Los Angeles has a way of minting wellness trends that sell candles before they solve problems. Origin came out different. Founded in 2020, built by Carine Carmy, Nona Farahnik Yadegar, and David Yadegar, this company did not start with branding. It started with pain. Real pain. Nearly a decade of it for Carine Carmy, postpartum dysfunction for Nona Farahnik Yadegar, and a shared realization that pelvic floor physical therapy works, but the system makes damn sure most women never reach it.

That realization turned into a national build. Origin partnered early with the clinical team at Bebé Physical Therapy in Los Angeles, a practice quietly doing elite pelvic care since 2007, and scaled it into the largest in person pelvic floor clinic network in the country. Nineteen clinics across eight states. Virtual care in all fifty. Forty five minute one on one sessions. Insurance first, not last. Ninety five percent in network. Most patients paying under thirty six dollars instead of the usual two to three hundred. That is not wellness theater. That is infrastructure.

On January 28, 2026, Origin announced a Series B round led by SJF Ventures, with participation from Blue Venture Fund, Gratitude Railroad, and the California Infrastructure and Economic Development Bank. The number stayed private. The intent did not. This capital backs a system already treating more than fifty thousand patients, with nine out of ten reporting symptom improvement and virtual care doubling year over year. Ten thousand physicians now refer into Origin, up from fifteen hundred just a year ago. That kind of adoption does not come from hype. It comes from outcomes.

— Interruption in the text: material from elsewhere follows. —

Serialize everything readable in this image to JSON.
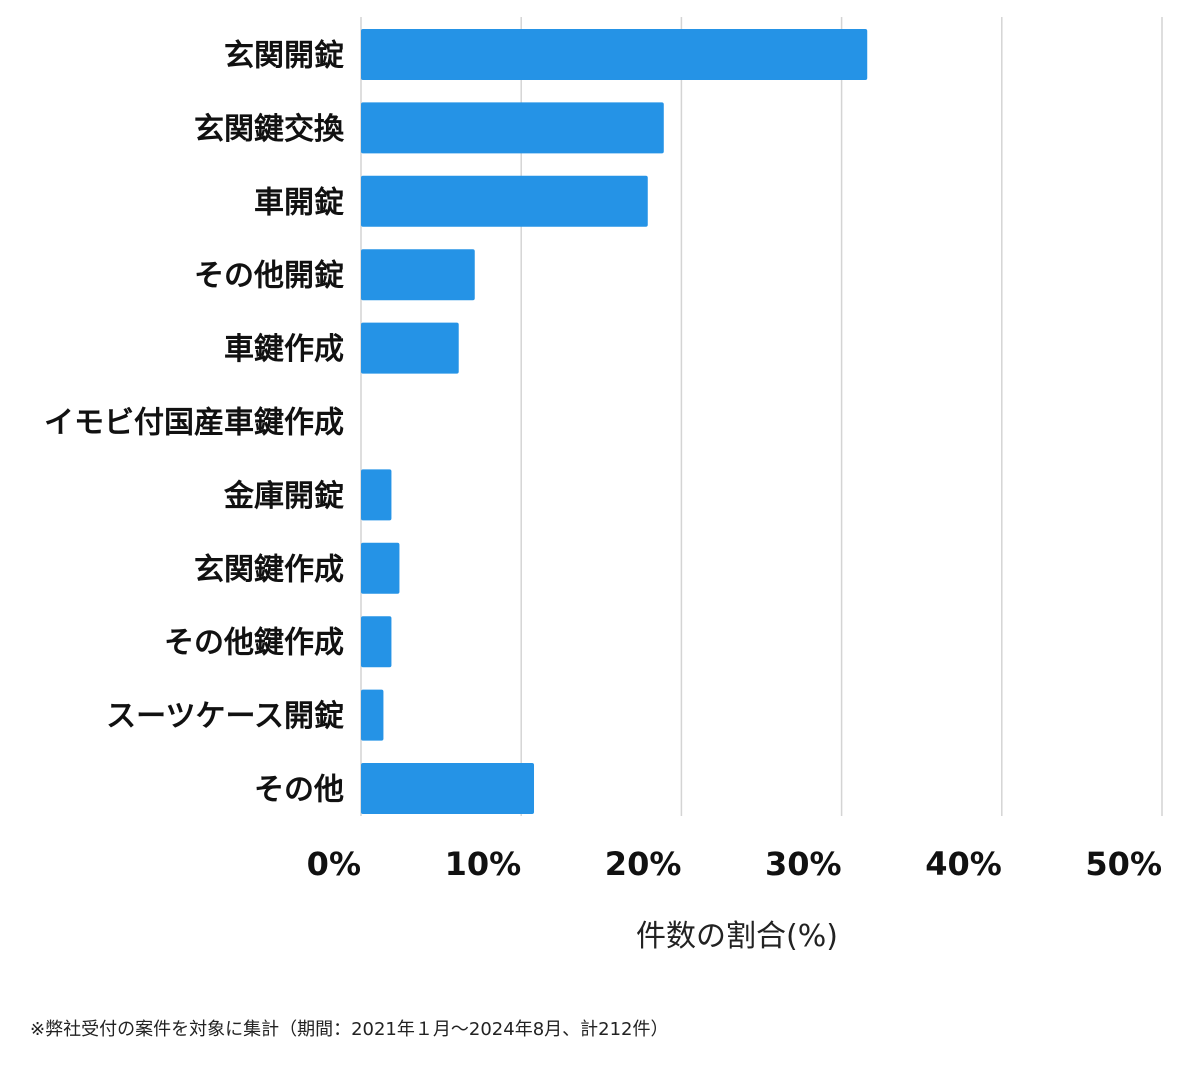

Under the hood, Origin is not guessing. Its clinical platform runs on proprietary data from thirty nine million de identified patient interactions. Athena supports clinician decision making. GinaGPT keeps patients engaged between visits. The Origin Way app extends care beyond the clinic walls. All of it built to support licensed therapists, not replace them. The point is trust, not automation cosplay.

SJF Ventures saw a sixty one billion dollar market shaped by forty one million women living with pelvic floor conditions and an eighty three percent diagnostic gap. Origin saw something more basic. Access. Speed. Dignity. Appointments in days instead of months. Care that spans pregnancy, postpartum, menopause, sexual dysfunction, and whole body musculoskeletal health without forcing patients to beg or self diagnose.

Carine Carmy talks about this like a builder, not a mascot. Nona Farahnik Yadegar talks about it like someone who lived the gap. David Yadegar keeps the machine running. Together they are scaling clinics, training clinicians through Origin University, and pushing outcomes research with partners like UCSF Health and The Woman’s Hospital of Texas.

This is not about making pelvic floor care trendy. It is about making it normal, affordable, and everywhere. Origin is living up to its name, not as a marketing flourish, but as a starting point for how women’s healthcare could finally be built if the system stopped pretending the problem was invisible.